An integral part of the consent process is providing the individual concerned with full information pertaining to the trial including the potential benefits (if any) and risks. This information may be provided in a number of ways which will depend on the context, but will usually comprise written information as well as a verbal explanation of what is involved. The language of both the written and verbal components has to be chosen carefully and should be phrased in non‐technical terms whenever possible. Clearly, the consent process must provide full details of the intervention options and should explain what the objectives of the trial are and that the interventions will be allocated using a chance mechanism. If participating in the trial involves extra medical examinations or requires more (possibly invasive) samples to be taken from the patient than would be routine for the condition concerned in standard practice, then this needs to be made clear.

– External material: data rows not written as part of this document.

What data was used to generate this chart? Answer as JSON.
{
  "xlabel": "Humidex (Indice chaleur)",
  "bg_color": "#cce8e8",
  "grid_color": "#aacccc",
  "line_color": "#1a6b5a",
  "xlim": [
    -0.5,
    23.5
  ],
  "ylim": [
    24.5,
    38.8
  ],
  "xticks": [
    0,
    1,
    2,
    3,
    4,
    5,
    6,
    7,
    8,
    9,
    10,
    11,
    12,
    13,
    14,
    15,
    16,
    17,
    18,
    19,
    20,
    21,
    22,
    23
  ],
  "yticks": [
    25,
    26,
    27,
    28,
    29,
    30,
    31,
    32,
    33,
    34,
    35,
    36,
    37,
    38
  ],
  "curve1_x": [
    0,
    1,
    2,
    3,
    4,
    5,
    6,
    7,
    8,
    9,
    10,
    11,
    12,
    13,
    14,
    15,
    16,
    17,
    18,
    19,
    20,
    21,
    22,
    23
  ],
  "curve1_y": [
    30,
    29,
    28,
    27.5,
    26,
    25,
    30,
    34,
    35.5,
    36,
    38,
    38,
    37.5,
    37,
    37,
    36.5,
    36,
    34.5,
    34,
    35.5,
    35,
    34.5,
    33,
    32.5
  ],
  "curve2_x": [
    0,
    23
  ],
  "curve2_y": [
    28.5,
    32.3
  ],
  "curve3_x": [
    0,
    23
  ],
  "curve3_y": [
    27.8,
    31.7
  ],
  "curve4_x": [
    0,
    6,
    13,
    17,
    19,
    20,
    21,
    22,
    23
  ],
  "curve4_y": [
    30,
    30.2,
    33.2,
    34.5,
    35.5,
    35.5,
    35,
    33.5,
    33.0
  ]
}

Also, it is a requisite of the process that the individual should not be pressurised into giving consent so that, for example, adequate time should be allowed by the investigating team for individuals to decide and, often in the case of patients, to discuss the situation with relatives or friends. It should also be explained that even if consent is given, the subject is free to withdraw that consent at any time without compromising in any way the quality of their subsequent care.

Regulatory requirements usually insist that the informed consent process is fully documented, and the consenting individual signs a consent form which is then appropriately witnessed. This part of the process will also need to be adapted to the particular circumstances. For example, in a trial concerning paediatric patients the consent process will be directed at the parent or legal guardian of the child who then consents on the child’s behalf. Other situations where the consent process may have to be carefully considered may be in accident and emergency situations, patients who are mentally compromised, have psychiatric conditions or who are frail and elderly.

It is important for the investigating team to be, and remain, fully conversant with local, national and even international regulations pertaining to the consent process. Although for international studies, it may be sufficient to write in the protocol, quite simply, that patients must give fully informed written and signed consent, and participating clinicians must also conform to local requirements.